Air Canada suspends all Saint John flights, and Fredericton-Toronto service
Sydney also loses all flights, and 3 other Atlantic routes suspended
Air Canada is suspending all flights out of the Saint John Airport and all Toronto flights out of the Fredericton International Airport indefinitely, starting Jan. 11, because of the second wave of the pandemic.
The airline is also suspending all operations at the J.A. Douglas McCurdy Sydney Airport until further notice and temporarily suspending Deer Lake-Halifax, Charlottetown-Toronto and Halifax-Ottawa service.
"The second wave of COVID-19 infections is piling added pressure on a sector on the verge of collapse," the Atlantic Canada Airports Association said in a statement on Tuesday.
"This is bigger than a blow to our region; we could be looking at the end of some our small regional airports if solutions are not found."
At the Saint John Airport, Air Canada flights are currently the only flights, with one arrival and one departure from Montreal daily.
The airport will remain open for medical emergencies, the Coast Guard and corporate clients, said Derrick Stanford, president and CEO of the Saint John Airport and president of the Atlantic Canada Airports Association.
The Fredericton airport has been advised it will temporarily lose its three-times-a-week service to Toronto, but Air Canada will continue to offer daily flights to Montreal, said spokesperson Kate O'Rourke.
"Service has been whittled down to an unsustainable level for our airports," Stanford said. "Our industry cannot survive and operate in these conditions, and we are seeing the worst-case scenario playing out here today.
"This will have a huge impact on our region's economy, on the ability of families to reconnect, on the movement of essential workers, and on airport employees and businesses."
Air Canada regrets impact
Air Canada said it did not take the decisions lightly.
"We regret the impact on our customers and community partners, but it is increasingly difficult to continue to operate in this challenging environment, without specific financial support from government, with whom we continue to wait for negotiations to start," a spokesperson said in an emailed statement.
Passenger volumes are still less than eight per cent of normal "with no horizon for recovery," it said.
Saint John came close to losing its only Air Canada flight at the end of November, with bookings looking "quite grim," but managed to hold onto it through the holidays, said Stanford.
Fourteen-day self-isolation requirements, the lack of a rapid COVID-19 testing program at airports, and the Canada-U.S. border being closed are "just stunting demand like crazy," he said.
"We can't expect our business partner, Air Canada, to keep flying planes empty into Saint John."
Stanford hopes that the rollout of the COVID-19 vaccine will help improve consumer confidence to "get people … back to travelling the way they used to travel" and that Air Canada will resume its Saint John service by April.
He also has meetings this week with the federal government to learn more about the funding programs for airports announced Nov. 30.
"We're hopeful that we'll be able to take advantage of them, so that would be a welcome relief for us who've already depleted a lot of our savings trying to ride out the pandemic," he said.
The funding includes $229 million in rent relief to airport authorities that pay rent to the federal government and $186 million to help small and regional airports through the "Airport Capital Assistance Program."
Mayor vows 'all of our energy'
Saint John Mayor Don Darling said the airport is a key economic driver in the area, with an economic impact of more than $90 million annually and supporting 650 jobs.
It also plays a vital role in the growth for southern New Brunswick, in the movement of goods and the movement of people for both business and tourism.
"So that's where we have to put all of our energy and our focus now," he said.
Although many industries have been hard-hit by the pandemic, the airline industry has been "decimated," said Darling.

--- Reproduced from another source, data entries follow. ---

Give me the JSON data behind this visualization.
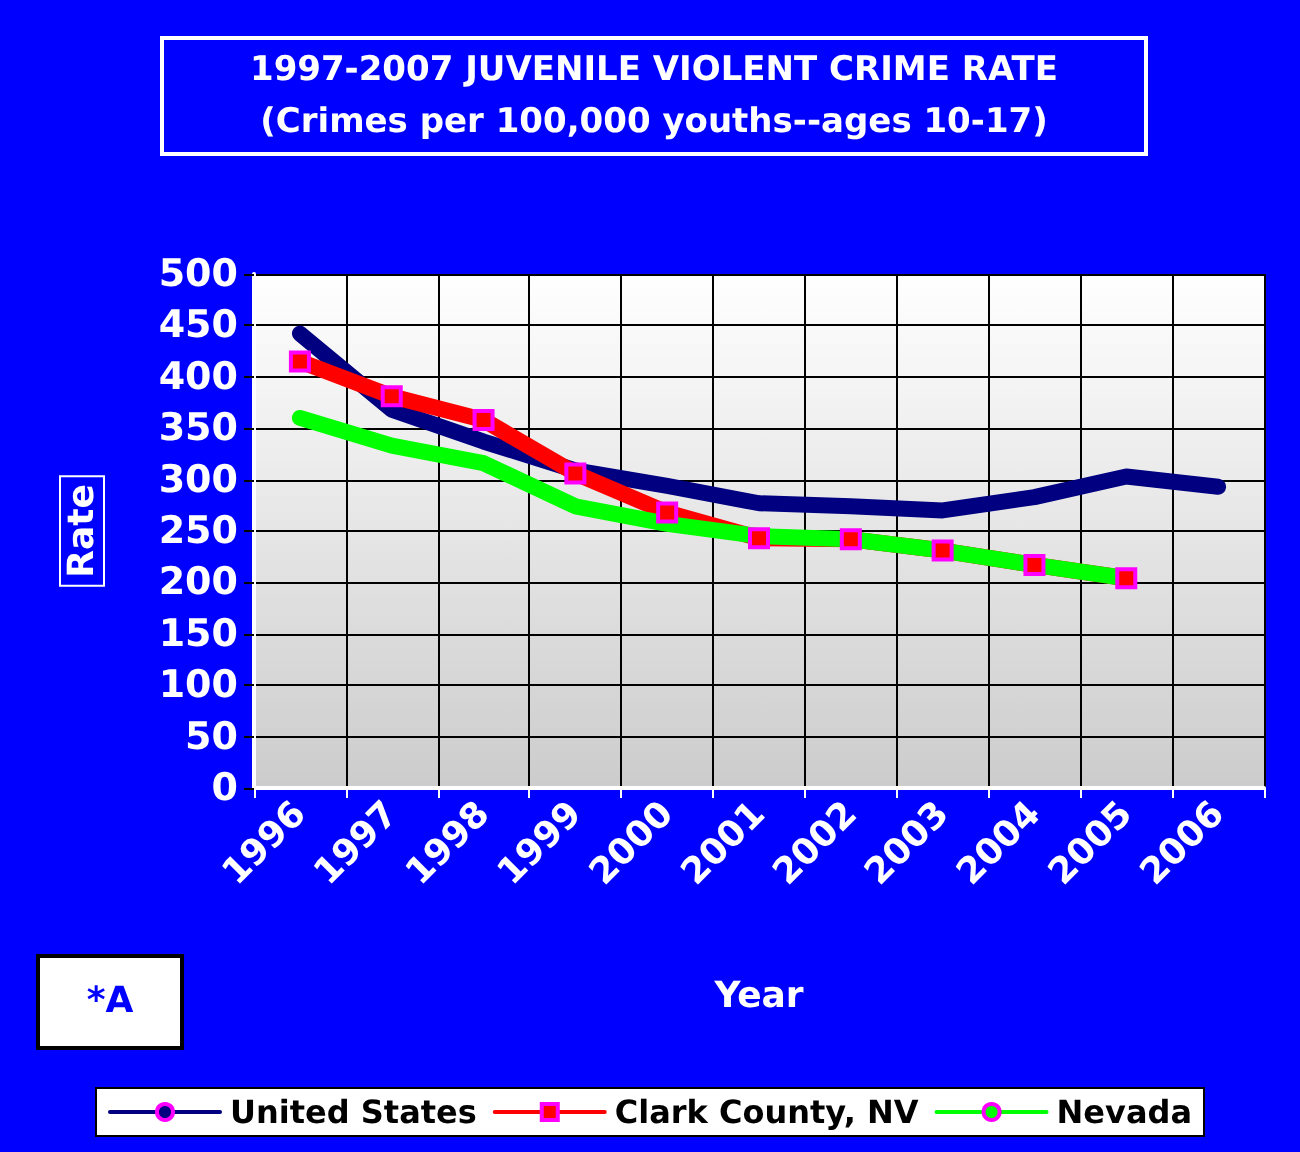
{
  "chart_data": {
    "type": "line",
    "title": "1997-2007 JUVENILE VIOLENT CRIME RATE",
    "subtitle": "(Crimes per 100,000 youths--ages 10-17)",
    "xlabel": "Year",
    "ylabel": "Rate",
    "annotations": [
      "*A"
    ],
    "categories": [
      "1996",
      "1997",
      "1998",
      "1999",
      "2000",
      "2001",
      "2002",
      "2003",
      "2004",
      "2005",
      "2006"
    ],
    "series": [
      {
        "name": "United States",
        "color": "#000080",
        "marker": "none",
        "values": [
          442,
          368,
          337,
          309,
          294,
          277,
          274,
          270,
          283,
          303,
          293
        ]
      },
      {
        "name": "Clark County, NV",
        "color": "#ff0000",
        "marker": "square",
        "values": [
          415,
          381,
          358,
          306,
          268,
          243,
          242,
          231,
          217,
          204,
          null
        ]
      },
      {
        "name": "Nevada",
        "color": "#00ff00",
        "marker": "none",
        "values": [
          360,
          333,
          316,
          274,
          257,
          245,
          242,
          231,
          217,
          204,
          null
        ]
      }
    ],
    "ylim": [
      0,
      500
    ],
    "yticks": [
      0,
      50,
      100,
      150,
      200,
      250,
      300,
      350,
      400,
      450,
      500
    ],
    "grid": true,
    "legend": "bottom",
    "line_style": "solid"
  }
}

Saint John council will urge the federal government to provide funding to airlines so they can continue to provide regional air service to Atlantic Canada, and funding for the Saint John Airport to ensure it remains open, he said.
Council also plans to encourage the provincial government to investigate and pilot initiatives, such as rapid COVID-19 testing, with a goal of reducing the amount of time that travellers are required to self-isolate, Darling said.
The Fredericton airport continues to work with governments and airlines to find ways to safely restart travel while the vaccine is rolled out, O'Rourke said.
"This has been an incredibly difficult year for everyone in the air industry, including airlines and airports across Canada, the companies that supply us, and the businesses that rely on air access," she said in an emailed statement.
"Air access is critical for the movement of essential travellers now, and the recovery of our province's economy when the pandemic ends."
This is the third major round of cuts to air service in the Atlantic region in the last six months.
In October, WestJet announced it was suspending 80 per cent of its capacity. In June Air Canada indefinitely suspended 11 routes and closed stations in Bathurst and Wabush, N.L.